Sounds like a classic case of “A says something, B feels attacked.” But this dispute has a long history.

Old wounds reopen

Already in 2020, shortly after his appointment as Minister of Justice, Dupond-Moretti initiated an administrative investigation against Levrault. At that time, Levrault was an investigating judge in Monaco and had made a name for himself – let’s say kindly – with unorthodox methods. Dupond-Moretti called him a “cowboy.” That did not go down well. Two years later, the Supreme Judicial Council decided that Levrault had behaved correctly. With that, the story could actually have ended.

But as it usually goes when personal vanity and public office collide: the dispute simmered on. Now, years later, it ends up before the criminal court.

30,000 euros and an example?

Levrault demands compensation of 30,000 euros – plus a judicial publication of the verdict. The justification? The statements are “severely defamatory,” factually unfounded, and clearly aimed at damaging his reputation.

An accusation that Dupond-Moretti’s lawyer, Maitre Jacqueline Laffont, emphatically rejects. She speaks of “persecution,” of a legal “minor war” that is now to be fought with all severity – in court, with arguments, not with emotions.

But can such a trial be de-emotionalized at all?
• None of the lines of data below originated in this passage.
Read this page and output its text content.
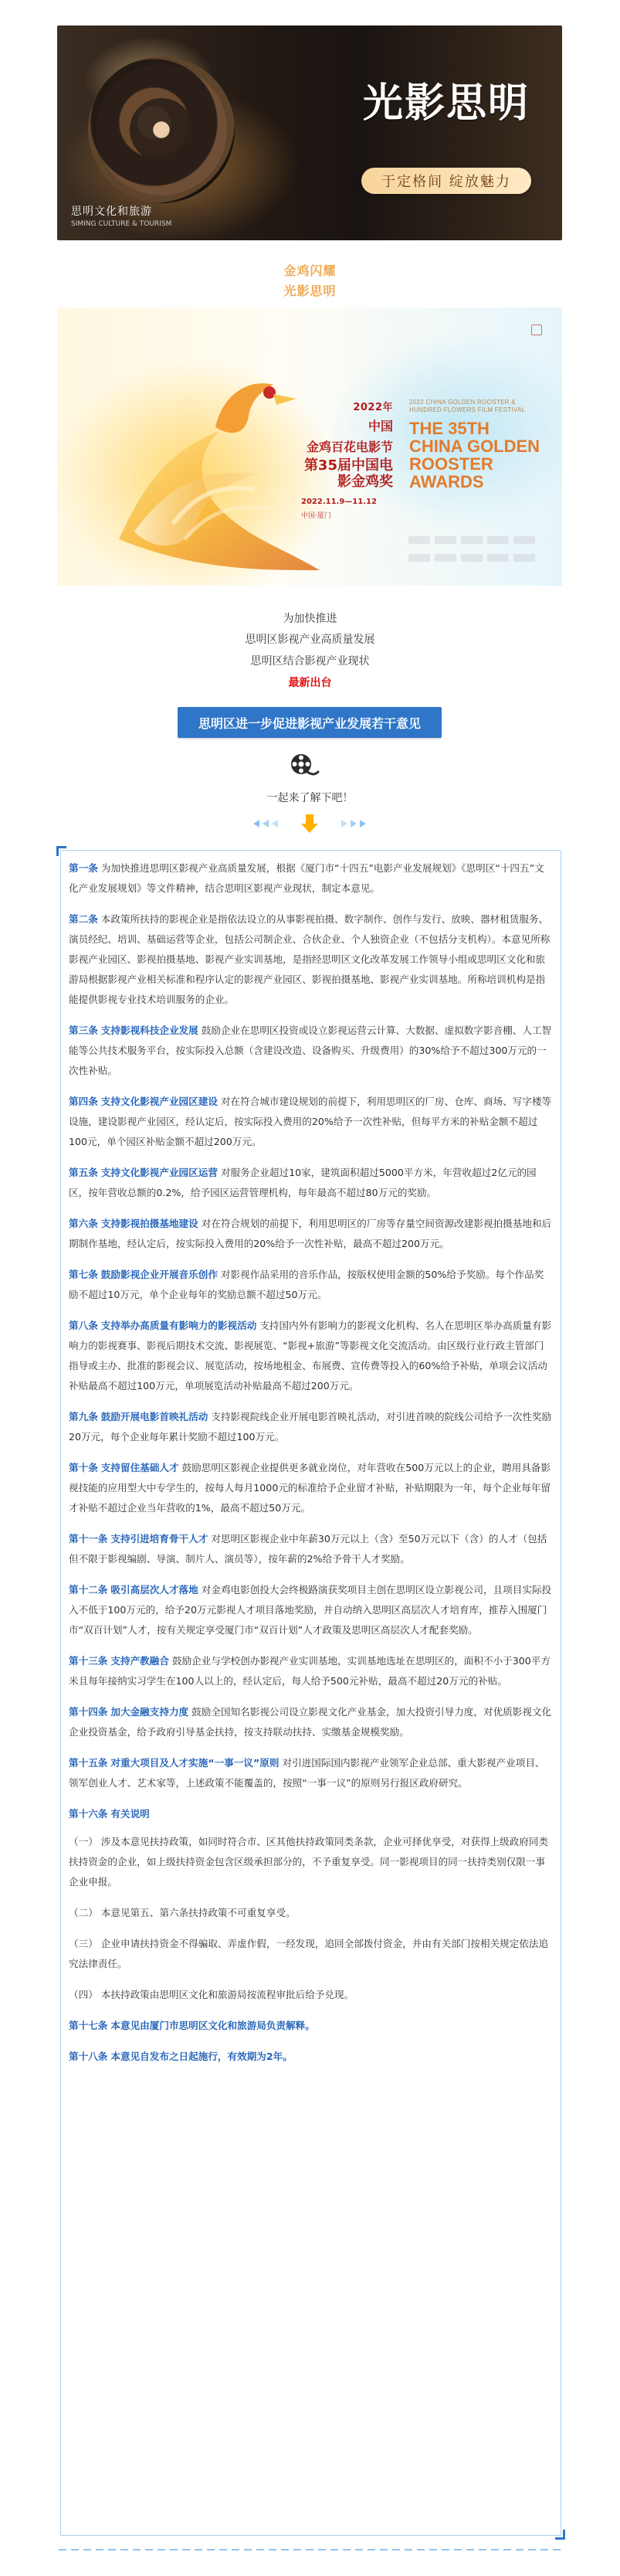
光影思明
于定格间 绽放魅力
思明文化和旅游
SIMING CULTURE & TOURISM
金鸡闪耀
光影思明
2022年
中国
金鸡百花电影节
第35届中国电影金鸡奖
2022 CHINA GOLDEN ROOSTER & HUNDRED FLOWERS FILM FESTIVAL
THE 35TH CHINA GOLDEN ROOSTER AWARDS
2022.11.9—11.12
中国·厦门
为加快推进
思明区影视产业高质量发展
思明区结合影视产业现状
最新出台
思明区进一步促进影视产业发展若干意见
一起来了解下吧！

第一条 为加快推进思明区影视产业高质量发展，根据《厦门市“十四五”电影产业发展规划》《思明区“十四五”文化产业发展规划》等文件精神，结合思明区影视产业现状，制定本意见。

第二条 本政策所扶持的影视企业是指依法设立的从事影视拍摄、数字制作、创作与发行、放映、器材租赁服务、演员经纪、培训、基础运营等企业，包括公司制企业、合伙企业、个人独资企业（不包括分支机构）。本意见所称影视产业园区、影视拍摄基地、影视产业实训基地，是指经思明区文化改革发展工作领导小组或思明区文化和旅游局根据影视产业相关标准和程序认定的影视产业园区、影视拍摄基地、影视产业实训基地。所称培训机构是指能提供影视专业技术培训服务的企业。

第三条 支持影视科技企业发展 鼓励企业在思明区投资或设立影视运营云计算、大数据、虚拟数字影音棚、人工智能等公共技术服务平台，按实际投入总额（含建设改造、设备购买、升级费用）的30%给予不超过300万元的一次性补贴。

第四条 支持文化影视产业园区建设 对在符合城市建设规划的前提下，利用思明区的厂房、仓库、商场、写字楼等设施，建设影视产业园区，经认定后，按实际投入费用的20%给予一次性补贴，但每平方米的补贴金额不超过100元，单个园区补贴金额不超过200万元。

第五条 支持文化影视产业园区运营 对服务企业超过10家，建筑面积超过5000平方米，年营收超过2亿元的园区，按年营收总额的0.2%，给予园区运营管理机构，每年最高不超过80万元的奖励。

第六条 支持影视拍摄基地建设 对在符合规划的前提下，利用思明区的厂房等存量空间资源改建影视拍摄基地和后期制作基地，经认定后，按实际投入费用的20%给予一次性补贴，最高不超过200万元。

第七条 鼓励影视企业开展音乐创作 对影视作品采用的音乐作品，按版权使用金额的50%给予奖励。每个作品奖励不超过10万元，单个企业每年的奖励总额不超过50万元。

第八条 支持举办高质量有影响力的影视活动 支持国内外有影响力的影视文化机构、名人在思明区举办高质量有影响力的影视赛事、影视后期技术交流、影视展览、“影视+旅游”等影视文化交流活动。由区级行业行政主管部门指导或主办、批准的影视会议、展览活动，按场地租金、布展费、宣传费等投入的60%给予补贴，单项会议活动补贴最高不超过100万元，单项展览活动补贴最高不超过200万元。

第九条 鼓励开展电影首映礼活动 支持影视院线企业开展电影首映礼活动，对引进首映的院线公司给予一次性奖励20万元，每个企业每年累计奖励不超过100万元。

第十条 支持留住基础人才 鼓励思明区影视企业提供更多就业岗位，对年营收在500万元以上的企业，聘用具备影视技能的应用型大中专学生的，按每人每月1000元的标准给予企业留才补贴，补贴期限为一年，每个企业每年留才补贴不超过企业当年营收的1%，最高不超过50万元。

第十一条 支持引进培育骨干人才 对思明区影视企业中年薪30万元以上（含）至50万元以下（含）的人才（包括但不限于影视编剧、导演、制片人、演员等），按年薪的2%给予骨干人才奖励。

第十二条 吸引高层次人才落地 对金鸡电影创投大会终极路演获奖项目主创在思明区设立影视公司，且项目实际投入不低于100万元的，给予20万元影视人才项目落地奖励，并自动纳入思明区高层次人才培育库，推荐入围厦门市“双百计划”人才，按有关规定享受厦门市“双百计划”人才政策及思明区高层次人才配套奖励。

第十三条 支持产教融合 鼓励企业与学校创办影视产业实训基地，实训基地选址在思明区的，面积不小于300平方米且每年接纳实习学生在100人以上的，经认定后，每人给予500元补贴，最高不超过20万元的补贴。

第十四条 加大金融支持力度 鼓励全国知名影视公司设立影视文化产业基金，加大投资引导力度，对优质影视文化企业投资基金，给予政府引导基金扶持，按支持联动扶持、实缴基金规模奖励。

第十五条 对重大项目及人才实施“一事一议”原则 对引进国际国内影视产业领军企业总部、重大影视产业项目、领军创业人才、艺术家等，上述政策不能覆盖的，按照“一事一议”的原则另行报区政府研究。

第十六条 有关说明

（一） 涉及本意见扶持政策，如同时符合市、区其他扶持政策同类条款，企业可择优享受，对获得上级政府同类扶持资金的企业，如上级扶持资金包含区级承担部分的，不予重复享受。同一影视项目的同一扶持类别仅限一事企业申报。

（二） 本意见第五、第六条扶持政策不可重复享受。

（三） 企业申请扶持资金不得骗取、弄虚作假，一经发现，追回全部拨付资金，并由有关部门按相关规定依法追究法律责任。

（四） 本扶持政策由思明区文化和旅游局按流程审批后给予兑现。

第十七条 本意见由厦门市思明区文化和旅游局负责解释。

第十八条 本意见自发布之日起施行，有效期为2年。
This is not just about hurt vanity – it is about more.

Freedom of opinion or attack on the judiciary?

The lawsuit inevitably casts a spotlight on the limits of freedom of opinion. What may a former minister say when he now appears again as a private person? And: where does criticism end – and where does defamation begin?

A sensitive topic, especially in a country like France, where the separation of powers is strictly upheld. When a former representative of the executive publicly attacks members of the judiciary, suspicion arises that old scores are being settled here.
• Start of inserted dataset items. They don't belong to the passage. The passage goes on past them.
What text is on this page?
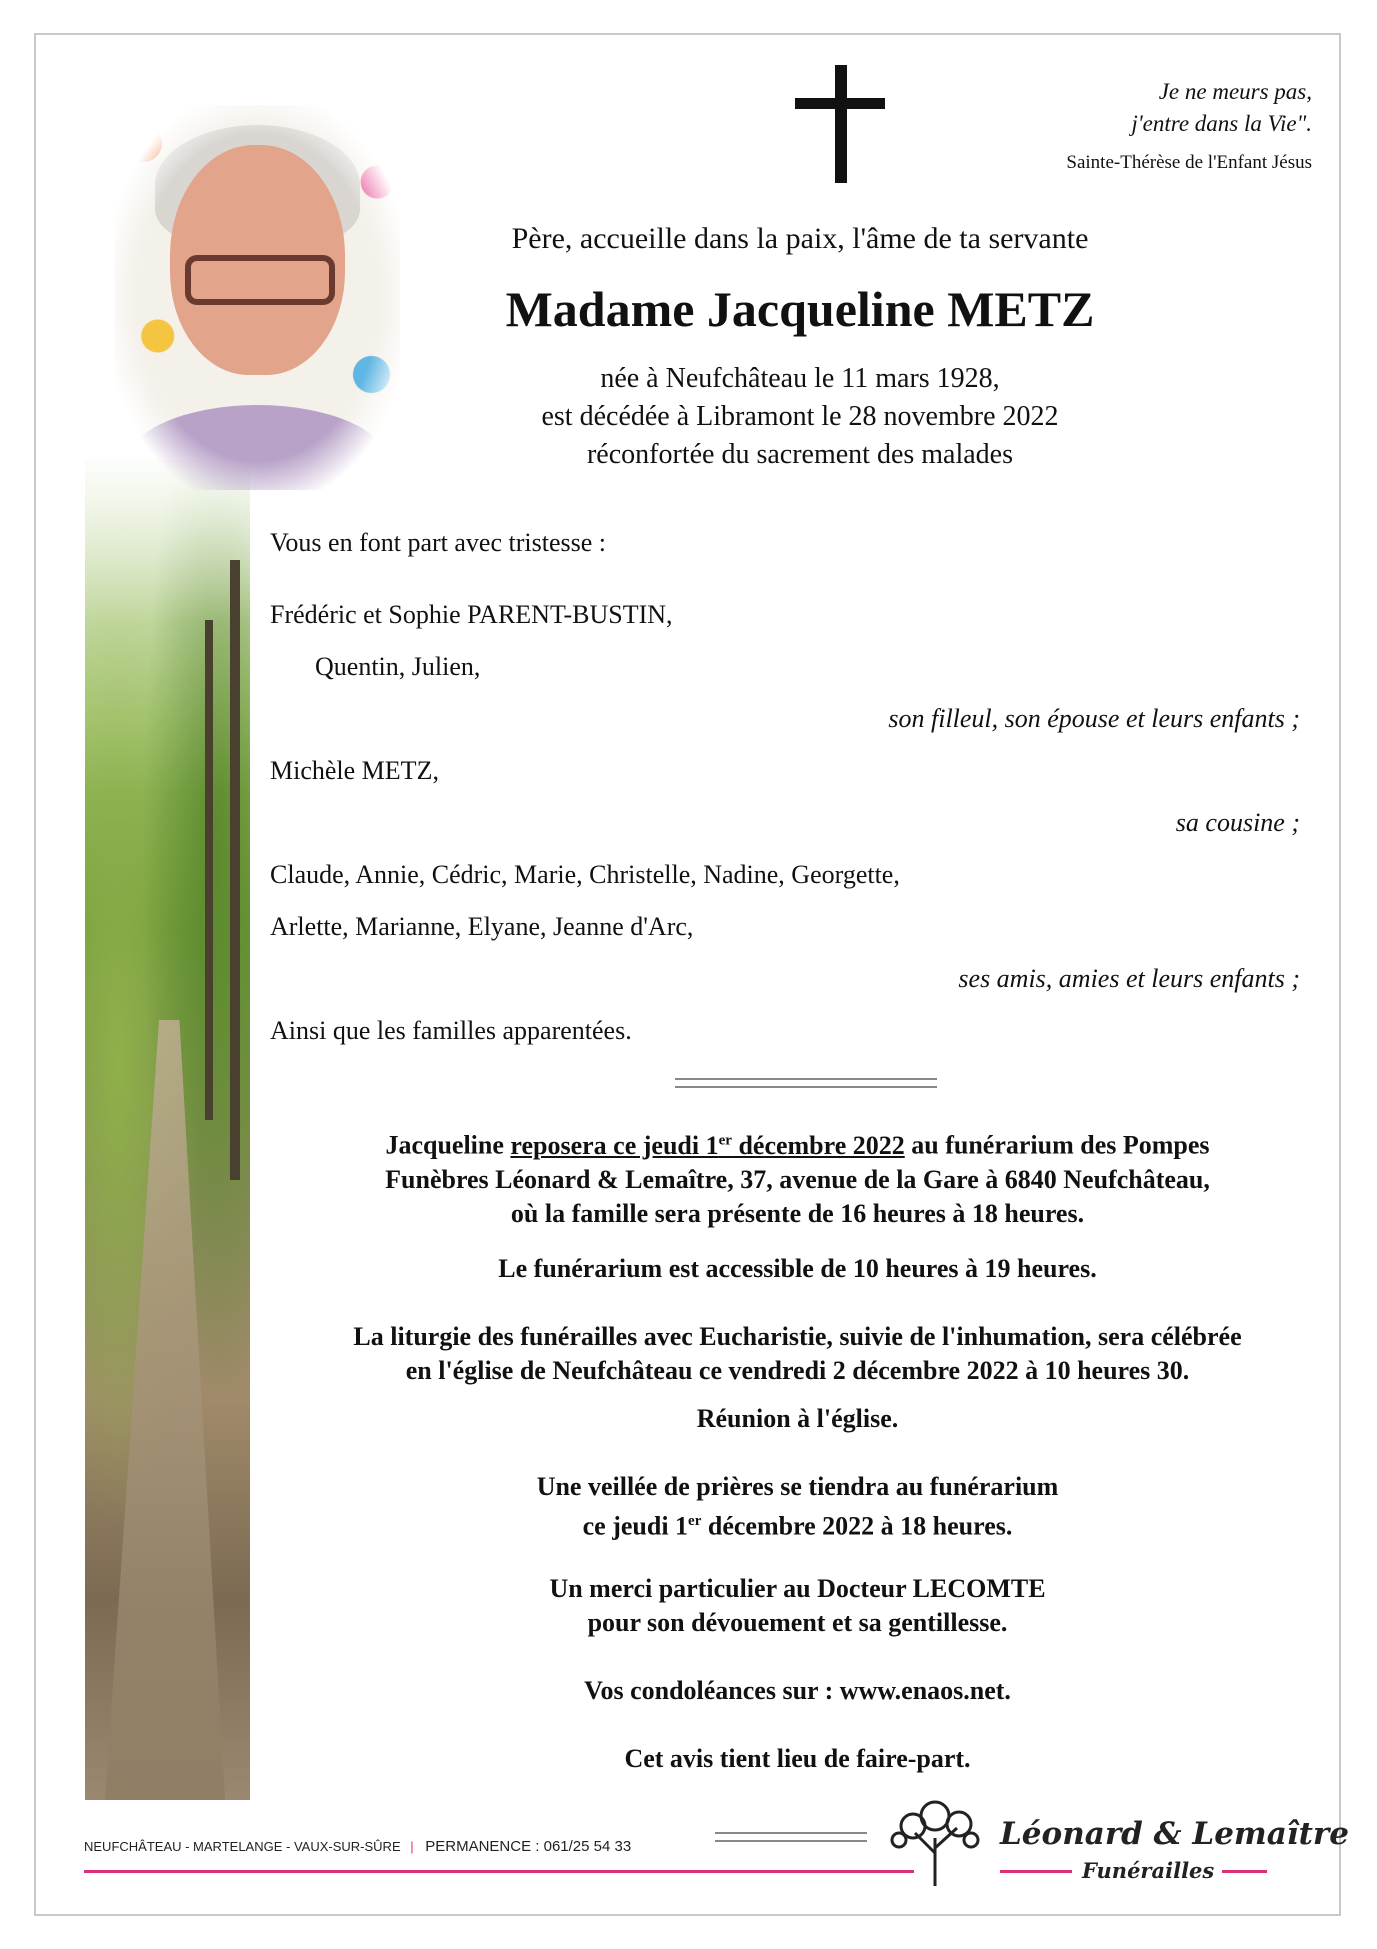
Je ne meurs pas,
j'entre dans la Vie".
Sainte-Thérèse de l'Enfant Jésus
Père, accueille dans la paix, l'âme de ta servante
Madame Jacqueline METZ
née à Neufchâteau le 11 mars 1928,
est décédée à Libramont le 28 novembre 2022
réconfortée du sacrement des malades
Vous en font part avec tristesse :
Frédéric et Sophie PARENT-BUSTIN,
Quentin, Julien,
son filleul, son épouse et leurs enfants ;
Michèle METZ,
sa cousine ;
Claude, Annie, Cédric, Marie, Christelle, Nadine, Georgette,
Arlette, Marianne, Elyane, Jeanne d'Arc,
ses amis, amies et leurs enfants ;
Ainsi que les familles apparentées.
Jacqueline reposera ce jeudi 1er décembre 2022 au funérarium des Pompes
Funèbres Léonard & Lemaître, 37, avenue de la Gare à 6840 Neufchâteau,
où la famille sera présente de 16 heures à 18 heures.
Le funérarium est accessible de 10 heures à 19 heures.
La liturgie des funérailles avec Eucharistie, suivie de l'inhumation, sera célébrée
en l'église de Neufchâteau ce vendredi 2 décembre 2022 à 10 heures 30.
Réunion à l'église.
Une veillée de prières se tiendra au funérarium
ce jeudi 1er décembre 2022 à 18 heures.
Un merci particulier au Docteur LECOMTE
pour son dévouement et sa gentillesse.
Vos condoléances sur : www.enaos.net.
Cet avis tient lieu de faire-part.
NEUFCHÂTEAU - MARTELANGE - VAUX-SUR-SÛRE | PERMANENCE : 061/25 54 33	Léonard & Lemaître
Funérailles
On the other hand: Isn’t it precisely this freedom that gives a democracy its vitality? The possibility to criticize institutions – even (or especially) when one once belonged to them?

The Stage as a Courtroom

The special aspect of this case is also that the disputed statements were not made in a classic political context. It was a stage program – a mix of biography, cabaret, and judicial criticism. Is such a setting automatically protected by artistic freedom? Or should a stage monologue not become a guise for accusations that have legal consequences outside the theater?

One inevitably asks: Where is the fine line between stage art and judicial scandal?

A Trial with Significance

Whatever is decided in April 2026 – the verdict will cause ripples. It concerns not only Dupond-Moretti and Levrault. It touches the foundations of the relationship between politics, justice, and the public.

In a time when trust in state institutions is increasingly under scrutiny, this trial is more than just a legal aftermath. It is a mirror. And it shows how easily personal differences can cloud the image of entire institutions.

Perhaps in the end only one thing helps: a clear, cool view – free from old enemy images and new provocations. But probably that is too much to ask for in the arena of vanities.